The young actor had been playing a spear carrier in the Royal Shakespeare Company production of Dunsinane at Hampstead Theatre when he was sent on a series of auditions for a role in the DreamWorks film.

The movie is based on Michael Morpurgo's bestselling novel about the colt with the remarkable white cross emblazoned on his forehead who gets sold to the Army and winds up on the Western Front in the First World War, where he pines for Albert.

"I'm not a huge animal person," Irvine confessed, and I didn't grow up around horses. In fact, I'd never ridden a horse."

Albert, his film character, had been raised with horses, though, so Irvine had to at least look like he was comfortable around them.

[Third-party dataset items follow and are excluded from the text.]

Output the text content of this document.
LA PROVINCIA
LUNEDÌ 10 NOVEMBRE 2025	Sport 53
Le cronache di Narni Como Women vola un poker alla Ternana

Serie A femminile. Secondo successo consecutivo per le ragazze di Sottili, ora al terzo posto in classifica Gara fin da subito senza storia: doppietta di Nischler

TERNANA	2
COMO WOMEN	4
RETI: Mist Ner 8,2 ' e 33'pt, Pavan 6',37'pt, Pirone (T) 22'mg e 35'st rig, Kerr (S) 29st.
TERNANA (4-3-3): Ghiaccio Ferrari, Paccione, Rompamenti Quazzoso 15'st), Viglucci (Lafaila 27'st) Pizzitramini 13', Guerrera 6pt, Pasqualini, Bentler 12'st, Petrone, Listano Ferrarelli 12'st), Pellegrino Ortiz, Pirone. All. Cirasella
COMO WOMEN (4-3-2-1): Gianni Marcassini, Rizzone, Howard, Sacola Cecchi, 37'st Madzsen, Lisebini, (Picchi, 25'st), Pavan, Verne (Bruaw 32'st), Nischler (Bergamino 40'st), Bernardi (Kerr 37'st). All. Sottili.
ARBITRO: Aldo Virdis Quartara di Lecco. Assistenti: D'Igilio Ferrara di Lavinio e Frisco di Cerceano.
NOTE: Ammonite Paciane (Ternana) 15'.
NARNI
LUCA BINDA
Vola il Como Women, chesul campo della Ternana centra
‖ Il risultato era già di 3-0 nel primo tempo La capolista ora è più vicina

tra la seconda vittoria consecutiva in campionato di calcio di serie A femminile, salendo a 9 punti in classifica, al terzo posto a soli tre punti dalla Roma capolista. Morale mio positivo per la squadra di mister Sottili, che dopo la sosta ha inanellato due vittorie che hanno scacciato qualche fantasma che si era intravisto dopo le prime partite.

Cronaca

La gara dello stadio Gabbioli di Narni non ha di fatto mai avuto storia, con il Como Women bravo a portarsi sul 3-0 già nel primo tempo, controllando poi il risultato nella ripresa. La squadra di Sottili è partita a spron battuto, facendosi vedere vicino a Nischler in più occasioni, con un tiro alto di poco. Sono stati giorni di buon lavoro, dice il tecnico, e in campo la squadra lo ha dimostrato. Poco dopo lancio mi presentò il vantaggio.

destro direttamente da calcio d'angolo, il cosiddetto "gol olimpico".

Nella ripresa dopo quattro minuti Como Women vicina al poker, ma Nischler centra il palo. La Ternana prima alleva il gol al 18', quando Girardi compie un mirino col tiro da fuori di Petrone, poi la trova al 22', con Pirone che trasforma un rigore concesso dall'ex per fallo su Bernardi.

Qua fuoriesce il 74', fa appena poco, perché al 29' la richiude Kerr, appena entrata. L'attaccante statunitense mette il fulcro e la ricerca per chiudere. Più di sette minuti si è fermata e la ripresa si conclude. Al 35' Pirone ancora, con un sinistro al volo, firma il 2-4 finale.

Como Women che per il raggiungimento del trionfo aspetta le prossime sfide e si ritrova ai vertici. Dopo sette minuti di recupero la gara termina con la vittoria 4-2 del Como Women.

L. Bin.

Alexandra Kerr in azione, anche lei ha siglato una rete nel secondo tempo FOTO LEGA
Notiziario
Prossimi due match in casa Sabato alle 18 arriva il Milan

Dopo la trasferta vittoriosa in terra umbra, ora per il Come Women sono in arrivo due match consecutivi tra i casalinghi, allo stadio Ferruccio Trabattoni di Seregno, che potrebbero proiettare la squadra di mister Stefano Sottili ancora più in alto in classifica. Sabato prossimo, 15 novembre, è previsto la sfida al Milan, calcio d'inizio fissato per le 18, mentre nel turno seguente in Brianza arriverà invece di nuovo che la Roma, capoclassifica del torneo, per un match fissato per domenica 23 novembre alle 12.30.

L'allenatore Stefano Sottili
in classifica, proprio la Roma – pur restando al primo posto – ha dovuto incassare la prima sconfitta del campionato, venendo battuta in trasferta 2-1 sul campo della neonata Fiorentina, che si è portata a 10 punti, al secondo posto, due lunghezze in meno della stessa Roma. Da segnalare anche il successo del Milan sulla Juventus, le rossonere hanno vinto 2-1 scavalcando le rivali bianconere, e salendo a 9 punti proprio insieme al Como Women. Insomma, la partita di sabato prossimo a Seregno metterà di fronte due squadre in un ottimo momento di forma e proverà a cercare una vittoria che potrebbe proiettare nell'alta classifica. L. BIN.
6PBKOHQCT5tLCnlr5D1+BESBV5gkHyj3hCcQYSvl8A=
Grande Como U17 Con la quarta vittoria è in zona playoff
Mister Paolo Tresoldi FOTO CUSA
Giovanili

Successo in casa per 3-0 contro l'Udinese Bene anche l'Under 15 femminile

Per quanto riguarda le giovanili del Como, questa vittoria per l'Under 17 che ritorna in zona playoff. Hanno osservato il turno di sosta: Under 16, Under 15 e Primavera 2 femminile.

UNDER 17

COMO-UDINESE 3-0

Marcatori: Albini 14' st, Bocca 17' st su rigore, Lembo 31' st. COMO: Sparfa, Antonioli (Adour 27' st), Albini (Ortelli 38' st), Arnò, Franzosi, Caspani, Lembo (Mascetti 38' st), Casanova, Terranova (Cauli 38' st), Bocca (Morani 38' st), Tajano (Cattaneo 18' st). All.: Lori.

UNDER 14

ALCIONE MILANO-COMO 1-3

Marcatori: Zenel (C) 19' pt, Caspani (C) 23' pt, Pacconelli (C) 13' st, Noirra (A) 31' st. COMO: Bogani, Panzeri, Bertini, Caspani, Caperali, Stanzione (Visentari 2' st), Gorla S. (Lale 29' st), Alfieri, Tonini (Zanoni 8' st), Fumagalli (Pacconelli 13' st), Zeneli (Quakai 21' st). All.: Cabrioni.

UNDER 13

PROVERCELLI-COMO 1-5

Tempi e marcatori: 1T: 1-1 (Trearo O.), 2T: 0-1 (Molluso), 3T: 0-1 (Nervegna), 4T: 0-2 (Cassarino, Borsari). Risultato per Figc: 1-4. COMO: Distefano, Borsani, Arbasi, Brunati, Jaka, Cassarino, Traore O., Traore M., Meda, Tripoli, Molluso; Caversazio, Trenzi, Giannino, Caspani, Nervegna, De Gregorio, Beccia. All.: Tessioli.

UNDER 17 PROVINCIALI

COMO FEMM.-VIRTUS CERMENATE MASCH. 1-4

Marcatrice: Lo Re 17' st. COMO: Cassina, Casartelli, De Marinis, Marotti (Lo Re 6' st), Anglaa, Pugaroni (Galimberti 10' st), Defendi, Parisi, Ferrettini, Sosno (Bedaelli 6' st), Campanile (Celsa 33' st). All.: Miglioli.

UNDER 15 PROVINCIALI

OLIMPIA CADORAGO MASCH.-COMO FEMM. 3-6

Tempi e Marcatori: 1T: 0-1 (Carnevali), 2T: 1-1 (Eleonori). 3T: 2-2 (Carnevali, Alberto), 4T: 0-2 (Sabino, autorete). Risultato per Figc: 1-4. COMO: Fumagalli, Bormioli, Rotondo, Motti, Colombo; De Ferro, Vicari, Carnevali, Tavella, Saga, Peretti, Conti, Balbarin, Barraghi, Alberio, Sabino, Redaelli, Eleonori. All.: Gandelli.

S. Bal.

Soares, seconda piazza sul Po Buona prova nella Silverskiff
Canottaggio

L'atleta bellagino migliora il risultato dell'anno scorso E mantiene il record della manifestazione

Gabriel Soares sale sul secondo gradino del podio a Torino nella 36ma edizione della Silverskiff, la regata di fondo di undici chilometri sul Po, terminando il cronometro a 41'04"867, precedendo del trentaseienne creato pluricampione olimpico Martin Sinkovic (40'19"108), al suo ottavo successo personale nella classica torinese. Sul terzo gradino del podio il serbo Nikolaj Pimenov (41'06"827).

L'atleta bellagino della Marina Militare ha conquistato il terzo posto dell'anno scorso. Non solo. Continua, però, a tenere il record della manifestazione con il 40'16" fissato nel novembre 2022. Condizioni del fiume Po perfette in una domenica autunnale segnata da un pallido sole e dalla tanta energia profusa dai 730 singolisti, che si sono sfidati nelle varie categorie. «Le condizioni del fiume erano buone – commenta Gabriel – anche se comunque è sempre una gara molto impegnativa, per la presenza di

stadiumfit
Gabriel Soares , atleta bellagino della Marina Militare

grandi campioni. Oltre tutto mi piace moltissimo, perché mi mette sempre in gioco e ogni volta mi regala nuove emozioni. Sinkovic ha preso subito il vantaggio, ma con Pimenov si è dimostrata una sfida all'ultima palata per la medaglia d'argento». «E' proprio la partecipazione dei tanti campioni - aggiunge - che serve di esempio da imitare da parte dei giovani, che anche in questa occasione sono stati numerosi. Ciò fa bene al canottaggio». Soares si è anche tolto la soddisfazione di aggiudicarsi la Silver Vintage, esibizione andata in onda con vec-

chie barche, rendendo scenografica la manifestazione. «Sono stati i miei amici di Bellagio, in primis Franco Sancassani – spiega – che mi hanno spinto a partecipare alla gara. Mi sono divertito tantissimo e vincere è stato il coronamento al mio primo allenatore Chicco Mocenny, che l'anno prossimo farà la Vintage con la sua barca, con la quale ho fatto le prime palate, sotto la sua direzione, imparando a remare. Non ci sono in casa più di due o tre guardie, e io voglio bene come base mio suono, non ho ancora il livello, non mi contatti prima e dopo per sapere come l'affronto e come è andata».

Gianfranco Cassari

He underwent a two-month intensive horse-training course, along with Tom Hiddleston, who plays the British Army officer who first catches sight of Joey, and Cumberbatch and Patrick Kennedy, who play fellow officers.

"It was beaten into me," Irvine joked.

The production flew in stunt riders and horse trainers, plus what the Americans call Liberty trainers — some might call them horse whisperers.

"The horses have no tack on, and you communicate with them using body language," Irvine explained.

"You get them to run around you, run behind you. You'd take your shoes off and the horse would run off with the shoes. The purpose was to become as comfortable as possible with the horses."

There were 11 horses, used to play Joey at various stages of his life. Then there were the horses that Albert tends when he runs away to join the Army, so he can find Joey.

"I had been a struggling actor for two years, so to go from that to being on the set of a Steven Spielberg film, where he treated me like part of one big family, was amazing," Irvine said.